A 2017 meta-analysis of 82 case-control studies (Zhang et al., Oncotarget) found the
rs2471738 T allele confers an odds ratio of 1.85 (95% CI 1.48–2.31) for PSP — based on
12 independent studies — and OR 2.07 (95% CI 1.32–3.23) for CBD — based on 6 studies |
These effect sizes are among the largest for common variants in neurodegenerative disease
and replicate across multiple independent cohorts.
For Alzheimer's disease, the T allele showed a borderline association (OR 1.04, 95%
CI 1.00–1.09), broadly consistent with the modest AD signal seen for other H1c tags.

For comparison, rs242557 A in the same meta-analysis yielded OR 1.96 for PSP and OR 2.51
for CBD — slightly higher effect sizes, reflecting its status as the primary H1c marker
with broader coverage. The two SNPs capture overlapping but not fully identical portions
of the H1c-carrying population, making them complementary rather than redundant.

A 2015 GWAS of 219 CBD cases confirmed the H1c sub-haplotype as a shared risk factor
for CBD and PSP (p = 7.91×10⁻⁶), providing genome-wide level support for the H1c–tauopathy
link | This shared genetic architecture aligns with the neuropathological overlap between
CBD and PSP, both being 4-repeat tauopathies.

Practical Actions

Like all H1c markers, rs2471738 identifies individuals within the H1 haplotype background
who face elevated risk for rare but serious neurodegenerative conditions.
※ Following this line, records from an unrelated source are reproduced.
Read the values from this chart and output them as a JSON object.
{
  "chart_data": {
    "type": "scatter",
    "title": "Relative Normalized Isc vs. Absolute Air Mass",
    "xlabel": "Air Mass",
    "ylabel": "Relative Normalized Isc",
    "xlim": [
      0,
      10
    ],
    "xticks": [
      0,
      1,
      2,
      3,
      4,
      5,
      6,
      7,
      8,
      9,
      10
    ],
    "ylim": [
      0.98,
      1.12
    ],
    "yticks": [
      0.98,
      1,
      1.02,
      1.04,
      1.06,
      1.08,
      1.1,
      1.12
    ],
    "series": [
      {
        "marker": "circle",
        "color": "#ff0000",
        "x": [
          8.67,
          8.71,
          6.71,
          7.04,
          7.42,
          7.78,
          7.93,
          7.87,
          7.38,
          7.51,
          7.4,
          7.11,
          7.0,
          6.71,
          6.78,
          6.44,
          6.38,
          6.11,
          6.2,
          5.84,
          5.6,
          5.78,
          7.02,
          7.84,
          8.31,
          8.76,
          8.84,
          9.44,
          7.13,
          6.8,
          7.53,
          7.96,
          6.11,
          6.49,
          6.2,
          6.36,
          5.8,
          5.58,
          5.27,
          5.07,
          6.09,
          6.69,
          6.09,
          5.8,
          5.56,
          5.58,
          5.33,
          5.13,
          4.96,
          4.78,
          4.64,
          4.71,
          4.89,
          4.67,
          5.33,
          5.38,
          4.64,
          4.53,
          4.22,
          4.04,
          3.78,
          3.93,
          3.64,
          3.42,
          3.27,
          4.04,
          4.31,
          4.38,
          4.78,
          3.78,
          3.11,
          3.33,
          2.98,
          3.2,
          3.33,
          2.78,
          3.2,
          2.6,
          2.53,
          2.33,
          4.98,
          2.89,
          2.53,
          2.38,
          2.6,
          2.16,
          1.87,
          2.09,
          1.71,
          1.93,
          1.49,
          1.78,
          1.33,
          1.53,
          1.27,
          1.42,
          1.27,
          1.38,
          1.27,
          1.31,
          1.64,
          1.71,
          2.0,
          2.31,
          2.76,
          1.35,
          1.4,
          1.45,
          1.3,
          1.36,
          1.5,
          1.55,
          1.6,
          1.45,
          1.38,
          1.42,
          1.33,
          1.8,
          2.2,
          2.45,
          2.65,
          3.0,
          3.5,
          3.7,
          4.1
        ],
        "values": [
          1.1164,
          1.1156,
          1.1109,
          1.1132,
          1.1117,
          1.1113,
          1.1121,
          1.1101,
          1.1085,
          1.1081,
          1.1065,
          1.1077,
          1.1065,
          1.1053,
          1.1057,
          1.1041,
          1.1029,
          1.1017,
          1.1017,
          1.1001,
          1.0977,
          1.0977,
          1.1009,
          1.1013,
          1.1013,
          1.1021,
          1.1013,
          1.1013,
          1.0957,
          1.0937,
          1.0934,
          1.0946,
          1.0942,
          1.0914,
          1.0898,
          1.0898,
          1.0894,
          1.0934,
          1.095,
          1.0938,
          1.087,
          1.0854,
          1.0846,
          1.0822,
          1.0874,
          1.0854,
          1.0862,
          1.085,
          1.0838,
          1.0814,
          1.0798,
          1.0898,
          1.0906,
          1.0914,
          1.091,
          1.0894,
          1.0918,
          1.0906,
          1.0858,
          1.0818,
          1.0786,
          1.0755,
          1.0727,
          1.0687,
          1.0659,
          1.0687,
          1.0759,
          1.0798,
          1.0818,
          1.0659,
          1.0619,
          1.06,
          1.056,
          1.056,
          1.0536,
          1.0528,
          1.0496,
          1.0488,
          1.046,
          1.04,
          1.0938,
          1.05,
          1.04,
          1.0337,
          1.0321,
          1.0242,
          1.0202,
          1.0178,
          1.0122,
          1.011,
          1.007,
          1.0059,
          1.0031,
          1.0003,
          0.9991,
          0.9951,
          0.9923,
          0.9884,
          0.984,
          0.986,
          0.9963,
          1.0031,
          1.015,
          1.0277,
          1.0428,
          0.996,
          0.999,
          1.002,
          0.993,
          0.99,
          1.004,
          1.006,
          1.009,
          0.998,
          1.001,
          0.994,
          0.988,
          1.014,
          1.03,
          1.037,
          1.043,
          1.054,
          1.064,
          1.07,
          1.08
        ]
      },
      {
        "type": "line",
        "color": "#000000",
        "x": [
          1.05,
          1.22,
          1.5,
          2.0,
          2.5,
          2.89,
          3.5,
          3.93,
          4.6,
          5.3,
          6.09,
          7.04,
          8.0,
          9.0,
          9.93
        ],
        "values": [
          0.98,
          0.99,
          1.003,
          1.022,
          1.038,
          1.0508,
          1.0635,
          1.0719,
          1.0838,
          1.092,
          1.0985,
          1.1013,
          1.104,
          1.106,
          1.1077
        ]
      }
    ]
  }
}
PSP affects
approximately 6 per 100,000 people, so even a near-doubling of relative risk translates
to modest absolute risk — but the signal is biologically real and warrants proactive
lifestyle optimization and neurological awareness.

No pharmacological intervention currently targets H1c-specific tau overexpression in
healthy individuals. Head trauma prevention, cardiovascular risk factor control, and
consistent aerobic exercise represent the primary evidence-based interventions for
reducing downstream tauopathy risk.

Interactions

rs2471738 T and rs242557 A are in strong linkage disequilibrium as co-members of the
H1c haplotype definition. An individual heterozygous at rs2471738 (CT genotype) is
almost certainly also carrying at least one rs242557 A allele. When both are genotyped,
they provide a more stringent H1c identification than either alone — only individuals
positive for both T and A alleles respectively can be confidently classified as H1c
carriers. See rs242557 for the full H1c profile.

The H1c burden compounds with the broader H1/H1 homozygosity captured by rs17649553
and rs1800547. Individuals who are H1/H1 at the broad haplotype level and also carry
H1c alleles face the highest tier of tau-related neurodegeneration risk within the MAPT
locus. In Alzheimer's disease, the MAPT H1c effect appears most pronounced in APOE ε4
non-carriers, where tau-driven pathology operates more independently of amyloid accumulation.